Dmytro Sennychenko, head of the State Property Fund, wrote a letter of resignation in November last year. On January 27, 2022, the Parliament supported his decision. 318 votes in favor.

During his tenure, certain changes have taken place in the field: a single portal for privatization and lease has been introduced, the so-called Yatsenko’s platforms-intermediaries have been abolished, and an online system for automated real estate appraisal has been introduced, draft laws have been developed improving transparency and accountability of government job. Over the last 2 years, the Fund has managed to attract UAH 7.35 bln in privatization proceeds.

The Fund’s work brought fierce discussions under pressure, such as the sale of the Bilshovyk plant.

As TI Ukraine noted in its statement: “In our opinion, even under the current difficult conditions, which have been deliberately preserved for many years, the country could do more to create a truly competitive environment during the privatization of large objects. Today, despite high expectations, we must admit that there is no perfect result in a complex world.

An effective country needs capable and effective institutions, reliable and transparent management systems, and adequate efficient processes. It is important to live the experience, record good practices and evaluate mistakes, make changes and move forward.

There is a long way to go in this field. It is necessary to continue reforming public property management: to launch the Unified Register of the State Property Objects, to provide citizens with tools for control and monitoring, to establish liability for violations in the field. There are also high expectations from the Parliament, which will continue to change the legal framework to increase the efficiency of privatization.
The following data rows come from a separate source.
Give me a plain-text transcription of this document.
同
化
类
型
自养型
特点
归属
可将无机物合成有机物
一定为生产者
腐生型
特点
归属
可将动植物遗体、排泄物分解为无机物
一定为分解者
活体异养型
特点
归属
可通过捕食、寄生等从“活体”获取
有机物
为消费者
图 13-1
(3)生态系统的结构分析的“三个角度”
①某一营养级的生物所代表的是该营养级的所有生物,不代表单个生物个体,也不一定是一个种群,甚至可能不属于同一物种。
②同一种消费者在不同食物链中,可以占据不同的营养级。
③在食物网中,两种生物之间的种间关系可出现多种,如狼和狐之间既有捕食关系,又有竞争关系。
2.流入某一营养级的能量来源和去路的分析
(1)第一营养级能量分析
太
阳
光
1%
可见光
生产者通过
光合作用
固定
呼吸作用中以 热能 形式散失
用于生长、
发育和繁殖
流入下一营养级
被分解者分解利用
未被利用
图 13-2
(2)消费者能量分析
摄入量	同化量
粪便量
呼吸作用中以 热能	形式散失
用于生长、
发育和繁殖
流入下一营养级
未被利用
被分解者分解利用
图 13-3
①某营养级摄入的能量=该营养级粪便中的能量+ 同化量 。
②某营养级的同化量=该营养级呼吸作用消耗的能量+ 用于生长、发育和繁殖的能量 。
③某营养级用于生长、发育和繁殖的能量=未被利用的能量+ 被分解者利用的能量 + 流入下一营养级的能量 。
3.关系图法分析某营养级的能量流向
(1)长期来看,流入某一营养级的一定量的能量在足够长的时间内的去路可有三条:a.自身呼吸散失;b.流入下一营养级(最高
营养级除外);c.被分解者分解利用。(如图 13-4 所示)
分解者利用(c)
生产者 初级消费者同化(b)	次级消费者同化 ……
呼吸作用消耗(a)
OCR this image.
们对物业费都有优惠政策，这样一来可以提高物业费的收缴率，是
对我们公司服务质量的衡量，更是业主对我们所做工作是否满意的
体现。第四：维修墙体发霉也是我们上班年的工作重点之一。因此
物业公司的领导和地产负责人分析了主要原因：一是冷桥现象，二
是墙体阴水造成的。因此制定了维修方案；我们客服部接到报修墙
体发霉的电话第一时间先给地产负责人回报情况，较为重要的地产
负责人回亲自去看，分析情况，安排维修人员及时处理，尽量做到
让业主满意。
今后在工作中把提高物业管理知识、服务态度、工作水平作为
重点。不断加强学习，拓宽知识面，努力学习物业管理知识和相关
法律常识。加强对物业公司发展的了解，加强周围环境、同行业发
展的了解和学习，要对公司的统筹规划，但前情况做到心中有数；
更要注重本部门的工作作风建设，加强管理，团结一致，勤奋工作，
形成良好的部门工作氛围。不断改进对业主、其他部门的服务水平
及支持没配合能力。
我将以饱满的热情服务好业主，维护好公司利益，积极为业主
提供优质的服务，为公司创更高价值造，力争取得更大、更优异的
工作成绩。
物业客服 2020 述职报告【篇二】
This year’s Corruption Perceptions Index has shown Ukraine’s regression. TI Ukraine has developed recommendations to improve our position. One of them concerns the field of property management. It is about ensuring transparent accounting of public property and continuing the course of privatization.

Despite personnel changes, privatization is needed and must continue, as most state-owned enterprises have become a burden on society and a feeder for those close to the authorities or for oligarchs.